VOORHEES, N.J. (CBS) - Eight graders at Kellman Brown Academy in South Jersey are learning about the Holocaust this year through a special project that is turning their class into a documentary film.

"Names Not Numbers is a program where the kids in 8th grade get to meet four Holocaust survivors," explains 14-year-old Gavi Melman, "and we get to interview them and learn about their lives and their individual stories from the Holocaust."

The process is being filmed and made into a documentary, a project created by Tova Rosenberg:

"You know, there are a lot of Holocaust oral histories, but this is so unique because this is the kids doing everything of the project."

She says the students get lots of guidance:

"A journalist comes in and teaches the students interviewing techniques, the filmmaker teachers them how to use the professional film equipment, they craft their questions."

Holocaust teacher Andy Friedman says kids get a greater understanding when you teach the Holocaust one story at a time:

"That's why this program is so important, they're not numbers.
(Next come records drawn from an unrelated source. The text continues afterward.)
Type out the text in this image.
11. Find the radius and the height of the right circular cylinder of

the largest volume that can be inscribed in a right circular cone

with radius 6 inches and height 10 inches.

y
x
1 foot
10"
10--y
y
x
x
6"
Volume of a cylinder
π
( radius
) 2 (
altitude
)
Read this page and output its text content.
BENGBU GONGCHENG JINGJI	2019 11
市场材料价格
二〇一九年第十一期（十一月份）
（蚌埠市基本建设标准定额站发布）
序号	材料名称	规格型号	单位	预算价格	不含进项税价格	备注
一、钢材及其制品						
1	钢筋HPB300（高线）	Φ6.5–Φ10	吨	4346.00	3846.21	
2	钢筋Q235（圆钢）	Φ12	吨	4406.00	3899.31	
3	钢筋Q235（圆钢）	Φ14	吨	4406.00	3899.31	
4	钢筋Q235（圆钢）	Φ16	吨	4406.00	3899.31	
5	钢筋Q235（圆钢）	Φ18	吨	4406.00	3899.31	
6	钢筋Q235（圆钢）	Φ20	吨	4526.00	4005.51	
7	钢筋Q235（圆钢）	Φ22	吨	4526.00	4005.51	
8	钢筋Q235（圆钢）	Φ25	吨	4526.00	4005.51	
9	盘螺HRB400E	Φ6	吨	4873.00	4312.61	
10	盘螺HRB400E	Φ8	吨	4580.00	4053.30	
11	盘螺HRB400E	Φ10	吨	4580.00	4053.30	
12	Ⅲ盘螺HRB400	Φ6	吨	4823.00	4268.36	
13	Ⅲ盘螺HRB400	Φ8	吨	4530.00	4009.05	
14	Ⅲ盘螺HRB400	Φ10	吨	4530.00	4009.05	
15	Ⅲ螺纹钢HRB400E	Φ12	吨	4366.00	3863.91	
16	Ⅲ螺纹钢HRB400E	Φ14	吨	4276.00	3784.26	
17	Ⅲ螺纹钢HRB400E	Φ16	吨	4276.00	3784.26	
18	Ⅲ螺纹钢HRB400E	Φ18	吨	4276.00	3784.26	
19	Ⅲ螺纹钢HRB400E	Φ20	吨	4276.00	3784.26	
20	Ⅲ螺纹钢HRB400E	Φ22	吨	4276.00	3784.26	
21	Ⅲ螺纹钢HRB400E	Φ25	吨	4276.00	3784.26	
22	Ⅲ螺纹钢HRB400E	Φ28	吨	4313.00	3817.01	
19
They're names. Who are they? They're your age, they're your parents age. They fought with their parents, they didn't want to practice piano -- everything, they are you."

All of this semester's work is preparation to interview actual concentration camp survivors, an opportunity Melman calls unbelievable:

"Most people understand the figure; six million Jews died in the Holocaust. But it's really, really hard for people to realize all of these people were real people."

The documentaries will be archived at Israel's Holocaust memorial.